Recently Laurie was playing around on the iPad, and was watching a clip of a Barbie movie on YouTube. Earlier, the hubs had signed in to my Gmail account which somehow linked to YouTube.  Well, Laurie "liked" that Barbie movie clip, and now the whole Facebook world apparently knows that I "like" it too.  Yay, Facebook!!  (It seems like it's a little bit "Big Brother," if you ask me).  

She's also figured out how to maneuver the Wii.  This is both a good thing and a bad thing.  It's good because I'm not plagued with orders to start up a new song on "Just Dance Kids," or to replay the same one over, and over (or heaven forbid...have Laurie freak out on me because I just can't figure out WHICH song it is that she wants!).  It is bad because she can pretty much do it herself, and thus spends an inordinate amount of time just making each song pause and restart.  It makes me CRAZY.  

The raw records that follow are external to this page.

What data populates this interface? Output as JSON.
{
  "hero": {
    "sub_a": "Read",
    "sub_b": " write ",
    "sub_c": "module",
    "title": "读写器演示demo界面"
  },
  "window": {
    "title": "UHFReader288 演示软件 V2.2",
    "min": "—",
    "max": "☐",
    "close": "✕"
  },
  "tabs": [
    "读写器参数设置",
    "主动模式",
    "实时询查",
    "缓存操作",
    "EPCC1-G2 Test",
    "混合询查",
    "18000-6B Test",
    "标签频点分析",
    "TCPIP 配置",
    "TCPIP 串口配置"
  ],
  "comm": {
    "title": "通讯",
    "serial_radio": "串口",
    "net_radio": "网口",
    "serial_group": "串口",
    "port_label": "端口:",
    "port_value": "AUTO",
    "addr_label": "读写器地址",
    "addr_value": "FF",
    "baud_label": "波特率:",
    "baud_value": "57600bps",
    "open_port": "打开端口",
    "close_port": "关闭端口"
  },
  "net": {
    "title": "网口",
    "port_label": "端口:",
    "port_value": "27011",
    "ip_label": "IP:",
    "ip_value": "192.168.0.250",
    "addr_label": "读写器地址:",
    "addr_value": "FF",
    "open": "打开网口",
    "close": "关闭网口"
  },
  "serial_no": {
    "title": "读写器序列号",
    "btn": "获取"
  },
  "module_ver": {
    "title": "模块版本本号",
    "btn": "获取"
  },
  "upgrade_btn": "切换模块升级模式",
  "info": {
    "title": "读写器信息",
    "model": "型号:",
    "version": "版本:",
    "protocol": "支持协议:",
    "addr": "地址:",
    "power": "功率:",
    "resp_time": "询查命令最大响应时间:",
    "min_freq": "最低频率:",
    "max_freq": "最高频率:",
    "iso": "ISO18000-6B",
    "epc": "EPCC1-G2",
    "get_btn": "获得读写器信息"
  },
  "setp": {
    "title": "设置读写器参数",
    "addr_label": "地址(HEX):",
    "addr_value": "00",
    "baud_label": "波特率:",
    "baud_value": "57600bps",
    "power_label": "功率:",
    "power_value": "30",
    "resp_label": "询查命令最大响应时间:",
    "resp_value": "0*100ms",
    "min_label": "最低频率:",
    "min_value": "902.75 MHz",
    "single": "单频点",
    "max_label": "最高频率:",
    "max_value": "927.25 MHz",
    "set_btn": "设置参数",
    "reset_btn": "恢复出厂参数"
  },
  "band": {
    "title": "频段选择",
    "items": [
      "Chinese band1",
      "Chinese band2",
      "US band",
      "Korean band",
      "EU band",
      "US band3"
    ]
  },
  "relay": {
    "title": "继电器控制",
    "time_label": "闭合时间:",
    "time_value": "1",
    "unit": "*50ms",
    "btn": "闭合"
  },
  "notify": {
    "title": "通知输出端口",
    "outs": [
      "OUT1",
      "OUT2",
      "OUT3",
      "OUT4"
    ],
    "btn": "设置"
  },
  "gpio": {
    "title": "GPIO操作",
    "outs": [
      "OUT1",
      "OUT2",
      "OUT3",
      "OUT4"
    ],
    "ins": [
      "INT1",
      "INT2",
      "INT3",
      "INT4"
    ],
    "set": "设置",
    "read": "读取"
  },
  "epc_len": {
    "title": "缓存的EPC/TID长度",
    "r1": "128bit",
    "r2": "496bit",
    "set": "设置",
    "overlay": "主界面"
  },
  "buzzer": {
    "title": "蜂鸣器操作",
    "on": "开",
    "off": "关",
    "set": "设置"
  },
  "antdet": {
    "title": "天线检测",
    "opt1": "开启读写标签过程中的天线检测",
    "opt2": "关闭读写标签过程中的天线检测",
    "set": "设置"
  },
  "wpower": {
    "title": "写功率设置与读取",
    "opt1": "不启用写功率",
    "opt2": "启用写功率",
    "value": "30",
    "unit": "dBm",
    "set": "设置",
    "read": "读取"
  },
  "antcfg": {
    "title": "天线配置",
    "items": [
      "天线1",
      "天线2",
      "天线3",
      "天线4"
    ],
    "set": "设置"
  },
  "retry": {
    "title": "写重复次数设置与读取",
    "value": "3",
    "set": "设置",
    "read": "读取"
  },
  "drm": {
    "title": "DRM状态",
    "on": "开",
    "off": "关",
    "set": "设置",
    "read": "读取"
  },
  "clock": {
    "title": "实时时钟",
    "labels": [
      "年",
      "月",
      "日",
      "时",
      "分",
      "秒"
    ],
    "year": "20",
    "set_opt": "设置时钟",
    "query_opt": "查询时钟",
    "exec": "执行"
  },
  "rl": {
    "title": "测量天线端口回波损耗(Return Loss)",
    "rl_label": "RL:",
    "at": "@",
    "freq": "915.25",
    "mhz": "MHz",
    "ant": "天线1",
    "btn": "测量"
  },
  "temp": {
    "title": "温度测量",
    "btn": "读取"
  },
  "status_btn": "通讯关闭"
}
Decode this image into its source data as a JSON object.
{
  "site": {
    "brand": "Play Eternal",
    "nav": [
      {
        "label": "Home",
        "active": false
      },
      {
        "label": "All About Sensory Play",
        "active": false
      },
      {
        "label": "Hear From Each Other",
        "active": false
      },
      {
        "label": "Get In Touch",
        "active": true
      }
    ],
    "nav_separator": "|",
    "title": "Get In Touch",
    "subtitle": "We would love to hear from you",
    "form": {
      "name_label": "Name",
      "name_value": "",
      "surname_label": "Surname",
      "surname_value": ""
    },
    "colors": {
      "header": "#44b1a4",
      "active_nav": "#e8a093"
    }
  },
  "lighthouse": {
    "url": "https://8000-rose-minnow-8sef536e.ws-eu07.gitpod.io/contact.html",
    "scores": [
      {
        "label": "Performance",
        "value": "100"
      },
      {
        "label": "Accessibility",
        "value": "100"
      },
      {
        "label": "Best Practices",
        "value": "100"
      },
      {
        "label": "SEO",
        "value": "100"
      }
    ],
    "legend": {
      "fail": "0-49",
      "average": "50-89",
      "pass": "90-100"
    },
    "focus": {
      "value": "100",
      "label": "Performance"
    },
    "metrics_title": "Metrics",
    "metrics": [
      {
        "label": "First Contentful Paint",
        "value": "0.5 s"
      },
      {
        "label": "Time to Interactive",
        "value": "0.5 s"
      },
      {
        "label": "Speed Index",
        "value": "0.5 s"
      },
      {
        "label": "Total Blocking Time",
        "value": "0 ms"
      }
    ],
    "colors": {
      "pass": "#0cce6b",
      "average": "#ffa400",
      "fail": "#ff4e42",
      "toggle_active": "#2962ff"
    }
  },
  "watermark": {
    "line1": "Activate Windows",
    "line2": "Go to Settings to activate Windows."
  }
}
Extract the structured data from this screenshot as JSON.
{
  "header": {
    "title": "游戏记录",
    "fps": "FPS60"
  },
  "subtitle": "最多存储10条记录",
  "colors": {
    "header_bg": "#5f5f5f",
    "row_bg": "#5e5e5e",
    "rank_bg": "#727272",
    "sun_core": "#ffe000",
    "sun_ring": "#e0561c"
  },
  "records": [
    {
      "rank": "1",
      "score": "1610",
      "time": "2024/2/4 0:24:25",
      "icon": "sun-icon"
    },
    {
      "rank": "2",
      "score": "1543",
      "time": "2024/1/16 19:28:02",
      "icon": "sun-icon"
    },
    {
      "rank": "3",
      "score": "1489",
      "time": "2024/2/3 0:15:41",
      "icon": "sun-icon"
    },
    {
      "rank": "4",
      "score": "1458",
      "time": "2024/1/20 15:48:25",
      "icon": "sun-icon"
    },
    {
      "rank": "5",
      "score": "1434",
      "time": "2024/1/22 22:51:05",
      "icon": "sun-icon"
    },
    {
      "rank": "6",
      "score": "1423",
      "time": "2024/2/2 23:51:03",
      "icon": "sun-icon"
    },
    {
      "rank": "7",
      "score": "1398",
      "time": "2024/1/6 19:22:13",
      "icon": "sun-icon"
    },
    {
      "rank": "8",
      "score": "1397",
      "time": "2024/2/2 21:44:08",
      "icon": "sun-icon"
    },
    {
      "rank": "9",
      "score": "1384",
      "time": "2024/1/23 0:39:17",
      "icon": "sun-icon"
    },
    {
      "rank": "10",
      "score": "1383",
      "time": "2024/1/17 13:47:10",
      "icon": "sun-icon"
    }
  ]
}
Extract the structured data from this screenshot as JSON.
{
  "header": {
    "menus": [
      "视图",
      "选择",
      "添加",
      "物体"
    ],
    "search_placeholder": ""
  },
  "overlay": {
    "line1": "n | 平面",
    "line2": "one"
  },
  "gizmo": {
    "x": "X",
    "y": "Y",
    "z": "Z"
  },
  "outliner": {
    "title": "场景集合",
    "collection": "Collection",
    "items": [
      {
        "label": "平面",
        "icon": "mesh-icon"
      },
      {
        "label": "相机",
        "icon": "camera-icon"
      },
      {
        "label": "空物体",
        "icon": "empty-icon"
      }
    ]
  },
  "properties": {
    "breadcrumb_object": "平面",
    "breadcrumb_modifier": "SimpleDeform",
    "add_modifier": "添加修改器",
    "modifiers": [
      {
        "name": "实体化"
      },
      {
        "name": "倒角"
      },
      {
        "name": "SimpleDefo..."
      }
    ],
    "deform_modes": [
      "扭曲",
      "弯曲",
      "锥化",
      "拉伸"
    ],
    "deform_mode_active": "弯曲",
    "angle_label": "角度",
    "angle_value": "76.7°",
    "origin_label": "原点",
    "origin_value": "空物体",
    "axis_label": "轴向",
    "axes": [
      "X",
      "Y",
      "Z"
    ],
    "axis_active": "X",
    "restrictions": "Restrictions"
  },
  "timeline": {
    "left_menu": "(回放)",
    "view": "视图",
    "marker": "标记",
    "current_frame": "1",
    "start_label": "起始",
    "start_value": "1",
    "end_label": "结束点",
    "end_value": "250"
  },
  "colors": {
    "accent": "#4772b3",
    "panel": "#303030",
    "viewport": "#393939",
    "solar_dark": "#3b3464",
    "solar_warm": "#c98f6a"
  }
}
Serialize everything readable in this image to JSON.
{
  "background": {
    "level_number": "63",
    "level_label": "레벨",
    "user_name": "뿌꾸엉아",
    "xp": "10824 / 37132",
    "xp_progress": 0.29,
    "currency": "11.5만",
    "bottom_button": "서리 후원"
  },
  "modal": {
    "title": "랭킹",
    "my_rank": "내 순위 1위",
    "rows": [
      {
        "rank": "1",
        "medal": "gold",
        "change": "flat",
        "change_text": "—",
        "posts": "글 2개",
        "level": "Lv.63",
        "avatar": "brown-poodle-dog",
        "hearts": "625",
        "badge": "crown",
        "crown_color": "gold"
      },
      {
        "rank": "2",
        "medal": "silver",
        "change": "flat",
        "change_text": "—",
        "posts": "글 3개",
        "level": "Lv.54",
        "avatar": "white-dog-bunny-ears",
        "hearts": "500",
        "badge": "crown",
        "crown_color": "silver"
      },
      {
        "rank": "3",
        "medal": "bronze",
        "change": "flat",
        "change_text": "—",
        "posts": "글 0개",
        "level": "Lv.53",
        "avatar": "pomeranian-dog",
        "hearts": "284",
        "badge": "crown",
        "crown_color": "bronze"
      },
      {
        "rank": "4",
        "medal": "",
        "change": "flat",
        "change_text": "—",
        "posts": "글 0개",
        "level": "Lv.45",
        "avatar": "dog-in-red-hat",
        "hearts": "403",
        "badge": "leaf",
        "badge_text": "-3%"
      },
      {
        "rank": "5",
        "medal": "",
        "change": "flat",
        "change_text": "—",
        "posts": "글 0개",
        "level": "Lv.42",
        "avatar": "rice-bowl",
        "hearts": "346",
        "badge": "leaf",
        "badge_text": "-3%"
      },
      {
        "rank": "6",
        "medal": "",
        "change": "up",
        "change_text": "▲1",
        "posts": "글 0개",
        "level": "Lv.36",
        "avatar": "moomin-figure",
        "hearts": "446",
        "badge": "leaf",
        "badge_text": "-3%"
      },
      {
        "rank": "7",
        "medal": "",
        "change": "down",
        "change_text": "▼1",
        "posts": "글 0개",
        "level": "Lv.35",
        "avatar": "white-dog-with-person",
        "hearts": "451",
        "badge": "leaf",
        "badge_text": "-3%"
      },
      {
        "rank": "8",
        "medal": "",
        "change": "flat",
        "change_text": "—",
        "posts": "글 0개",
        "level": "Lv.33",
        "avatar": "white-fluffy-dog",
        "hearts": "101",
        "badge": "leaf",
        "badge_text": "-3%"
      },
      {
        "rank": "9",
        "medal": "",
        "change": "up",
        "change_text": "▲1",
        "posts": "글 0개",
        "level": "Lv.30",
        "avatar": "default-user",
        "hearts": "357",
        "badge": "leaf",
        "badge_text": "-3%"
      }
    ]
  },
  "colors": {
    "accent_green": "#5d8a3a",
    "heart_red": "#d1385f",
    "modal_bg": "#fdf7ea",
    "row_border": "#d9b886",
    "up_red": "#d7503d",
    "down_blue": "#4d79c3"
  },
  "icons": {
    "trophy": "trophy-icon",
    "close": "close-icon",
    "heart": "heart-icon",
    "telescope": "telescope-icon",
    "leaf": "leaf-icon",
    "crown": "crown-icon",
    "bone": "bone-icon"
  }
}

You know, when I was a young kid, we had a cabinet-style TV that sat on the floor.  We didn't have video games, a computer, or even more than 4 channels on the TV (cable TV wasn't even available in my parents' neighborhood until I was in college).  I have a hard time imagining what my life with Laurie would have been like if this were the 1970s & 1980s (never mind any earlier decades).  I know that I take for granted that Laurie has these things to entertain her and to help her communicate.  But I'll never be ungrateful for them.